— Конечно, Игорь, не волнуйтесь, мы все сделаем, — мелодично прожурчала Марушкина, красиво опуская ресницы.
— Ну вот, как всегда… — недовольно проворчала Лиза, — мужчины занимаются самым интересным, а нам доверяют только еду готовить… Туда не ходи, то не делай…
Стеценко оставил воркотню вечной бунтарки без внимания. Наверное, лишь он один понимал всю серьезность положения.

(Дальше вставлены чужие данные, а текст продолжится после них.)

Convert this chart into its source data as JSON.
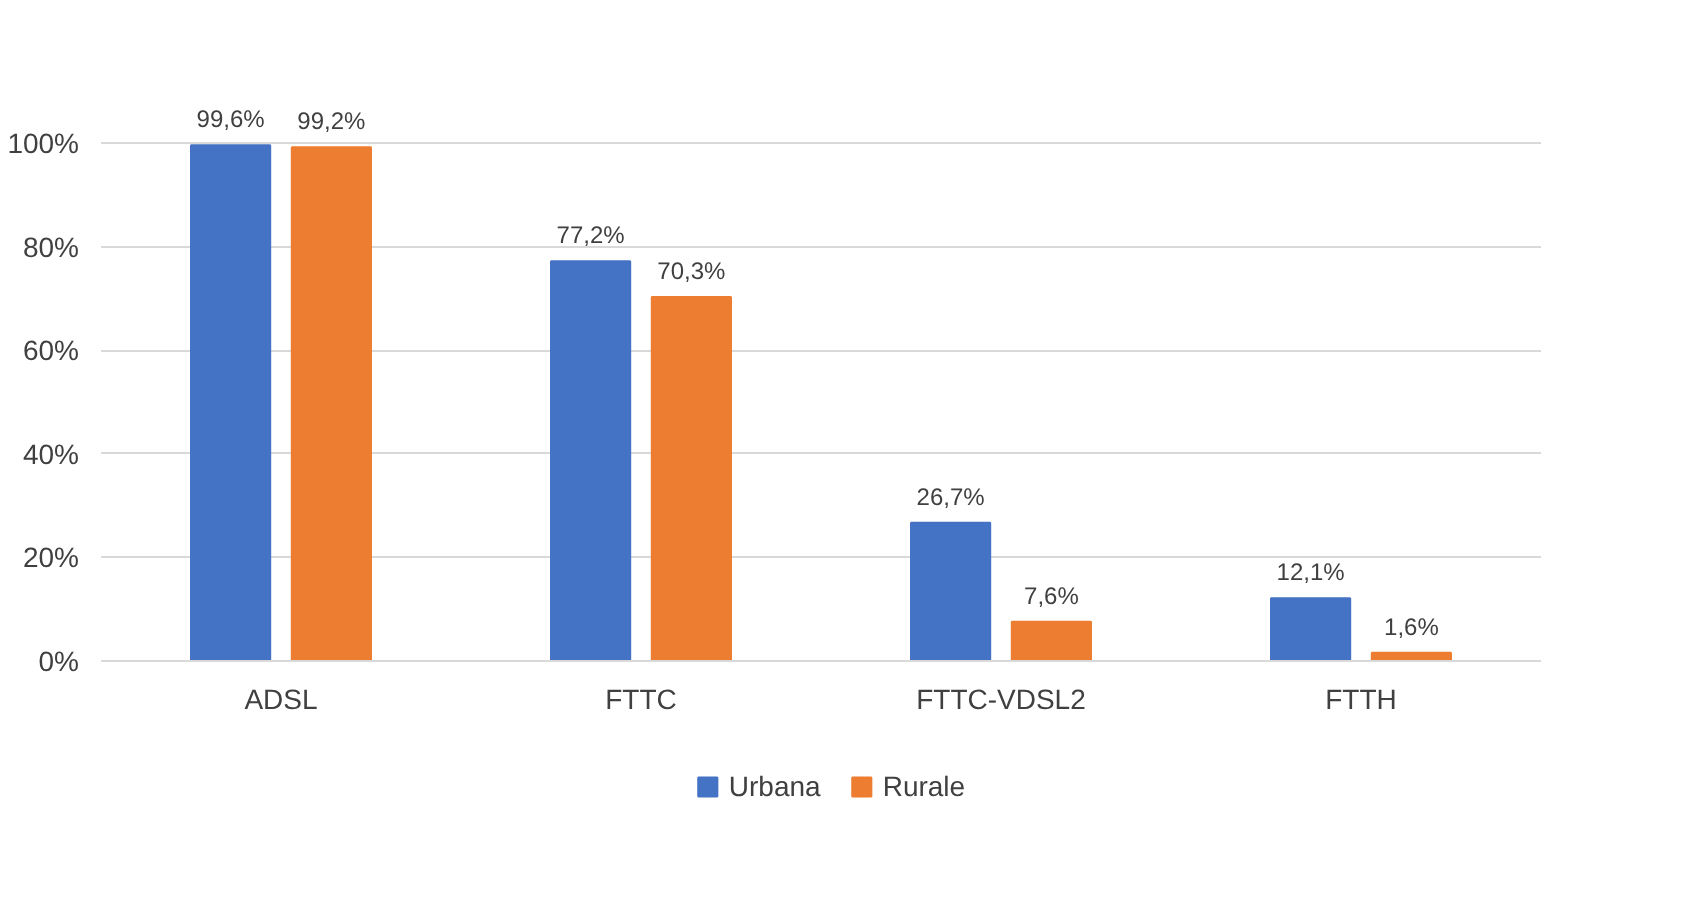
{
  "chart_data": {
    "type": "bar",
    "categories": [
      "ADSL",
      "FTTC",
      "FTTC-VDSL2",
      "FTTH"
    ],
    "series": [
      {
        "name": "Urbana",
        "color": "#4472c4",
        "values": [
          99.6,
          77.2,
          26.7,
          12.1
        ],
        "value_labels": [
          "99,6%",
          "77,2%",
          "26,7%",
          "12,1%"
        ]
      },
      {
        "name": "Rurale",
        "color": "#ed7d31",
        "values": [
          99.2,
          70.3,
          7.6,
          1.6
        ],
        "value_labels": [
          "99,2%",
          "70,3%",
          "7,6%",
          "1,6%"
        ]
      }
    ],
    "ylim": [
      0,
      100
    ],
    "yticks": [
      {
        "value": 0,
        "label": "0%"
      },
      {
        "value": 20,
        "label": "20%"
      },
      {
        "value": 40,
        "label": "40%"
      },
      {
        "value": 60,
        "label": "60%"
      },
      {
        "value": 80,
        "label": "80%"
      },
      {
        "value": 100,
        "label": "100%"
      }
    ],
    "grid": "y",
    "legend": "bottom"
  }
}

Парнов жил на острове уже два дня. Точнее, два дня и три ночи. О, это были ужасные, бесконечно длинные и бесконечно холодные ночи, полные завывания холодного ветра, снежной крупы, больно секущей лицо, тщательно и тщетно заглушаемого страха перед темнотой и неизвестностью. Он ждал, когда кто-нибудь появится на острове. В том, что кто-то должен приехать, он даже не сомневался. В этом его убеждал и маленький запас консервов в рюкзаке, и небольшая стопка дров у построенного на берегу шалаша, и общая уверенность в том, что если его приняли за Вешнева, то недоразумение должно вскоре разрешиться. Остров явно готовили к приезду гостей. Спил веток для шалаша был свежий, дрова казались недавно нарубленными, старый ветхий причал носил следы недавнего ремонта. Или Вешнев явится собственной персоной, или моторист с катера вернется за ним, сообразив, что ошибся, высадив на острове не того человека.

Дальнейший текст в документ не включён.